Any dog that spends time in the kitchen (and that would be most of them) becomes curious about the counters and tabletop at some point. Cato, the Weimaraner, was no exception. (Names have been changed to protect the not-so-innocent.)
After several valuable food snags off the counter, he turned into a relentless shopper. Any moment that his mind was idle, he had his paws on the counter, scouting. The kitchen island was his favorite. With the holiday season approaching, there would be lots of friends and family around. And lots of food out and available to them. Something had to be done.
Crate as a Management Option
The first order of business was to remove Cato’s opportunities to shop the counter. Counter shopping dogs cannot be in the kitchen unobserved, as this would allow the environment to control behavior. Change requires human intervention. Clear the space of ANYTHING interesting for him. The only object on the kitchen island for the time being was a laptop. Cato’s owner reported that he followed her around most of the day but disappeared to counter shop. She attached a bell to his collar to alert her when he was on the move.

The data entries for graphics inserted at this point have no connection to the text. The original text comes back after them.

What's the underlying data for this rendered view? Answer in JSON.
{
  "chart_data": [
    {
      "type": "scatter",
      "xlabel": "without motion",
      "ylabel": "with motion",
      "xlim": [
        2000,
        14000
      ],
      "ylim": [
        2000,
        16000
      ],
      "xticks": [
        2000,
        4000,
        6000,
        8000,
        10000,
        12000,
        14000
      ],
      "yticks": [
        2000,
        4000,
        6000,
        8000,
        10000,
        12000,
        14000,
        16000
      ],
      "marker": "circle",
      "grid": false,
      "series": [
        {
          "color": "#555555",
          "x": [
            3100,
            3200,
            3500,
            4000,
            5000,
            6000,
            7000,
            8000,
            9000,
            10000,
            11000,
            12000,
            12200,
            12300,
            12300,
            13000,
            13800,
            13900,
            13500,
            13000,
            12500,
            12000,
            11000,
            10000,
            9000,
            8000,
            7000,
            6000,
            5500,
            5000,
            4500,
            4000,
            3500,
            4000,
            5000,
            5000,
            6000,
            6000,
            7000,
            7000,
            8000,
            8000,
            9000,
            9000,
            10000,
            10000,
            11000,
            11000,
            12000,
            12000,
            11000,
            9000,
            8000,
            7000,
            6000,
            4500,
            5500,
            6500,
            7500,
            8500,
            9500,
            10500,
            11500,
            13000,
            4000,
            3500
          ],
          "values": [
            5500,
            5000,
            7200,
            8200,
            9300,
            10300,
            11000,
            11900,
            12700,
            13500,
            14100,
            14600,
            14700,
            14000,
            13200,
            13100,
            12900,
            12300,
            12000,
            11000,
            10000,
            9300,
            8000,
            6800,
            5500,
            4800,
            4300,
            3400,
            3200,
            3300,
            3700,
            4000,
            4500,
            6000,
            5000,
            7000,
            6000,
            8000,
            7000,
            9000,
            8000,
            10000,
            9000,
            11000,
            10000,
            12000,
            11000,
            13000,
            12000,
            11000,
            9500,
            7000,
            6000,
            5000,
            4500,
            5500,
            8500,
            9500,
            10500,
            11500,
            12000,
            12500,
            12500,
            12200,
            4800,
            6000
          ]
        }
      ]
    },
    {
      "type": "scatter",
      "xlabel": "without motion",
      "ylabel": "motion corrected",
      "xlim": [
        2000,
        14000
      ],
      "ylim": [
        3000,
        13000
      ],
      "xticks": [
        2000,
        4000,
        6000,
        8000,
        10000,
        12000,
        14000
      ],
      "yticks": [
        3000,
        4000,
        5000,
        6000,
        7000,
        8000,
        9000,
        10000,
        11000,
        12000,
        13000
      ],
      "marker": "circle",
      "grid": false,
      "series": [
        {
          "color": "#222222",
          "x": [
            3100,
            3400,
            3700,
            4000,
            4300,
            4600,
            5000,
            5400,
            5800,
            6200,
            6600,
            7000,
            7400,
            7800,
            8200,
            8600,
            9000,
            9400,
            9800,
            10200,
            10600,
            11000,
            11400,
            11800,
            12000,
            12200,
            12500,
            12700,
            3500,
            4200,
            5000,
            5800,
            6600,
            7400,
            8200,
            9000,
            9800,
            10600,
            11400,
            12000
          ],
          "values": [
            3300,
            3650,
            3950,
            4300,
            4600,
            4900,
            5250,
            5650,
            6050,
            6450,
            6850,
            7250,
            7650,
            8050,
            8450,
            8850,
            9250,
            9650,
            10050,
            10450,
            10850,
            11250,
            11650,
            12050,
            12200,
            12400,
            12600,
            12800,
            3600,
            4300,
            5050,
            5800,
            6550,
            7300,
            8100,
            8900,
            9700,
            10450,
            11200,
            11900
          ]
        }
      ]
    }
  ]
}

Cato had a crate in the kitchen. He was accustomed to containment when no one was home and when his primary caregiver was in the house. He was not accustomed to containment when the rest of the family was home. Using duration thresholds as well as high value enrichment activities, he adapted to crate time when everyone was home. This was a great way to manage the counter shopping while family members were cooking and eating meals.
“Leave It” Cue
Changing behaviors is a balance of teaching skills (training) and preventing continued practice of undesirable behaviors (management). We taught Cato a “leave it” cue. This is an avoidance cue, which means “not yours”. We looked for any avoidance gesture on Cato’s part. Gestures might include looking away from the “leave it” object or place, looking at the handler, or backing away. Avoidance is marked and reinforced with food.
Training in “leave it” is easier when several steps are included, starting with an object in the hand and moving to placing it in the forbidden zone. Whenever Cato glanced toward the island, his handler asked him to “leave it”. He looked away from the counter to her. (We marked this behavior with a clicker.) She reinforced his response with a bite of food. He was then called away from the immediate area to prevent his returning to the temptation.
Beware of repeating, “leave it”. Cato could learn a sequence of looking at, or approaching the counter, hearing the “leave it” cue, responding by looking at his handler, and getting a treat. Interest in the counter is likely to increase rather than diminish.
So now what? We have directed Cato away from the counter, but that is not the end of the road. We must provide him with an alternative behavior. Otherwise, he is likely to go back to the counter. Cato likes to lie down on a runner by a sliding door. He often chooses to go there. We will use his preference to train in the alternative behavior.